There's a plethora of technology-oriented companies developing an incredibly wide range of smart new products. They are focusing on scaling as quickly as possible, selling into the international markets, and increasing Auckland and New Zealand's value-added exports. Ateed, Auckland's economic growth agency, is right behind them.

McVeigh says the innovation corridor with its linkages and connections provides endless opportunities.

"The corridor gives Auckland a rich growth story. A majority of our advanced companies are located along this spine - as are our main tertiary institutions - and the corridor provides a concentration of intellectual capital and knowledge, and connectivity with talent and skills, and research and development.

"People, both locally and globally, are now aware that the advanced industries are sitting in the innovation corridor. These are the industries that grow quicker and attract a skilled workforce," says McVeigh.

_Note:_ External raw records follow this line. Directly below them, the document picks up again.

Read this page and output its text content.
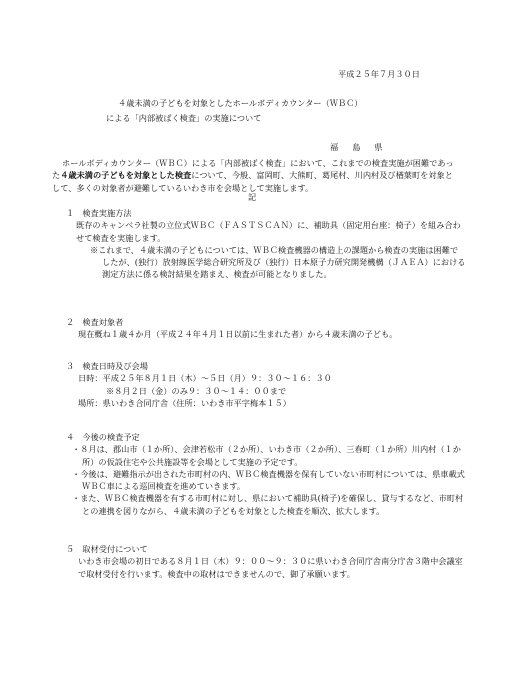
平成２５年７月３０日
４歳未満の子どもを対象としたホールボディカウンター（ＷＢＣ）
による「内部被ばく検査」の実施について
福島県
ホールボディカウンター（ＷＢＣ）による「内部被ばく検査」において、これまでの検査実施が困難であった４歳未満の子どもを対象とした検査について、今般、富岡町、大熊町、葛尾村、川内村及び楢葉町を対象として、多くの対象者が避難しているいわき市を会場として実施します。
記
１　検査実施方法
既存のキャンベラ社製の立位式ＷＢＣ（ＦＡＳＴＳＣＡＮ）に、補助具（固定用台座：椅子）を組み合わせて検査を実施します。
※これまで、４歳未満の子どもについては、ＷＢＣ検査機器の構造上の課題から検査の実施は困難でしたが、(独行）放射線医学総合研究所及び（独行）日本原子力研究開発機構（ＪＡＥＡ）における測定方法に係る検討結果を踏まえ、検査が可能となりました。
２　検査対象者
現在概ね１歳４か月（平成２４年４月１日以前に生まれた者）から４歳未満の子ども。
３　検査日時及び会場
日時：平成２５年８月１日（木）～５日（月）９：３０～１６：３０
※８月２日（金）のみ９：３０～１４：００まで
場所：県いわき合同庁舎（住所：いわき市平字梅本１５）
４　今後の検査予定
・８月は、郡山市（１か所）、会津若松市（２か所）、いわき市（２か所）、三春町（１か所）川内村（１か所）の仮設住宅や公共施設等を会場として実施の予定です。
・今後は、避難指示が出された市町村の内、ＷＢＣ検査機器を保有していない市町村については、県車載式ＷＢＣ車による巡回検査を進めていきます。
・また、ＷＢＣ検査機器を有する市町村に対し、県において補助具(椅子)を確保し、貸与するなど、市町村との連携を図りながら、４歳未満の子どもを対象とした検査を順次、拡大します。
５　取材受付について
いわき市会場の初日である８月１日（木）９：００～９：３０に県いわき合同庁舎南分庁舎３階中会議室で取材受付を行います。検査中の取材はできませんので、御了承願います。
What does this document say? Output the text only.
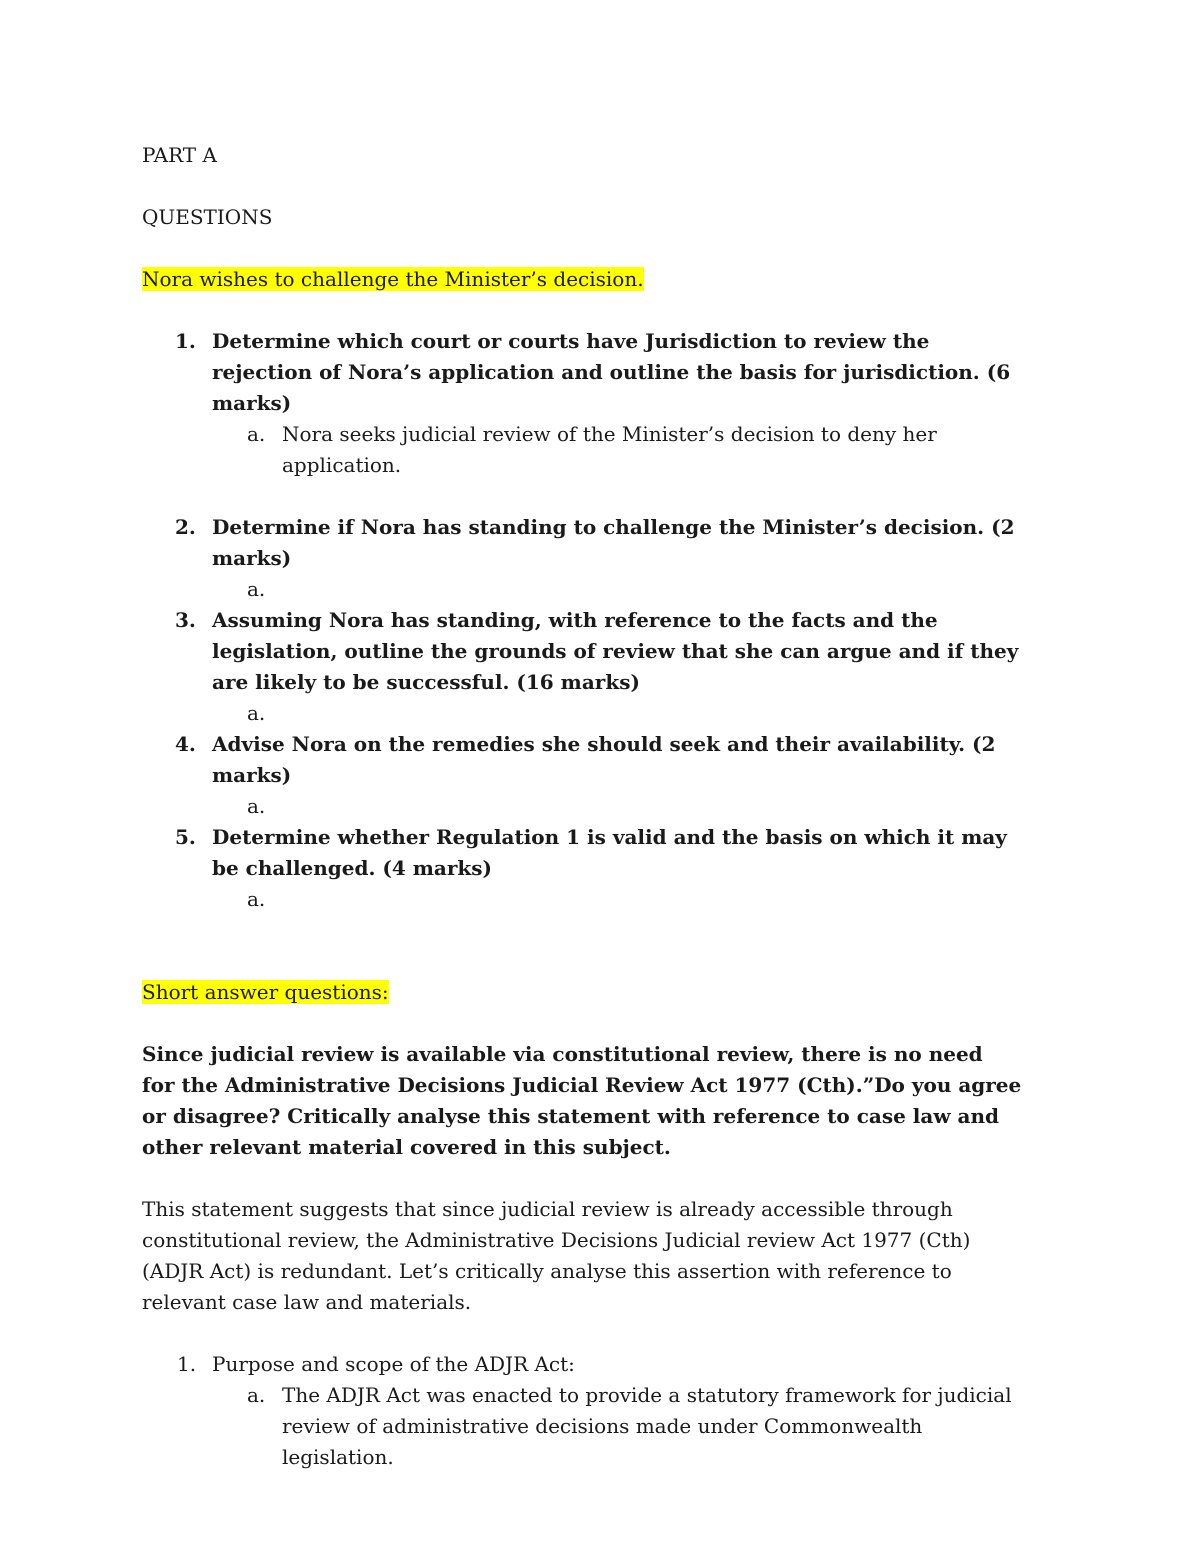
PART A

QUESTIONS

Nora wishes to challenge the Minister’s decision.

1. Determine which court or courts have Jurisdiction to review the rejection of Nora’s application and outline the basis for jurisdiction. (6 marks)
a. Nora seeks judicial review of the Minister’s decision to deny her application.
2. Determine if Nora has standing to challenge the Minister’s decision. (2 marks)
a.

3. Assuming Nora has standing, with reference to the facts and the legislation, outline the grounds of review that she can argue and if they are likely to be successful. (16 marks)
a.

4. Advise Nora on the remedies she should seek and their availability. (2 marks)
a.

5. Determine whether Regulation 1 is valid and the basis on which it may be challenged. (4 marks)
a.

Short answer questions:

Since judicial review is available via constitutional review, there is no need for the Administrative Decisions Judicial Review Act 1977 (Cth).”Do you agree or disagree? Critically analyse this statement with reference to case law and other relevant material covered in this subject.

This statement suggests that since judicial review is already accessible through constitutional review, the Administrative Decisions Judicial review Act 1977 (Cth) (ADJR Act) is redundant. Let’s critically analyse this assertion with reference to relevant case law and materials.

1. Purpose and scope of the ADJR Act:
a. The ADJR Act was enacted to provide a statutory framework for judicial review of administrative decisions made under Commonwealth legislation.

"Auckland is now well-placed to attract new businesses, investors and talent, who can all tap into the assets of the innovation corridor.

"Ateed's role is to facilitate and connect the nodes and assets - to ensure that the different industry sectors have the right supply of land, premises and workforce available to support ongoing growth."

McVeigh says since the innovation corridor stretches from north to south, it spreads the benefits of growth across the Auckland region and creates multiple opportunities for companies of all sizes looking to expand or establish operations here.

"There is the choice of offices near the downtown waterfront or Smales Farm, industrial and distribution space at the airport and across South Auckland, or new commercial spaces emerging in proximity to new housing developments at Albany and Manukau. The diversity of opportunities is what businesses and their staff are looking for."

Ateed has identified eight sectors of advantage in Auckland: technology, commercial services, food and beverage, advanced materials and manufacturing, screen and creative, tourism, international education and construction.

These sectors produce a wide range of high-tech products and services such as ICT, robotics, medical devices, agricultural machinery, financial technology, pharmaceuticals, high-value food, composite and polymer materials, film production, gaming, engineering and architectural consulting.

McVeigh says these competitive sectors provide higher-value jobs, increase productivity and generate wealth.

"They are parts of the economy that add most value to the city, and these types of industries are critically important to Auckland's long term economic growth. "They have performed well since the global financial crisis. "They are research and innovation-based and focused on global exports, providing better opportunities for Aucklanders.

"We have the opportunity of looking at how to accelerate and facilitate the growth across the city through the innovation corridor," says McVeigh.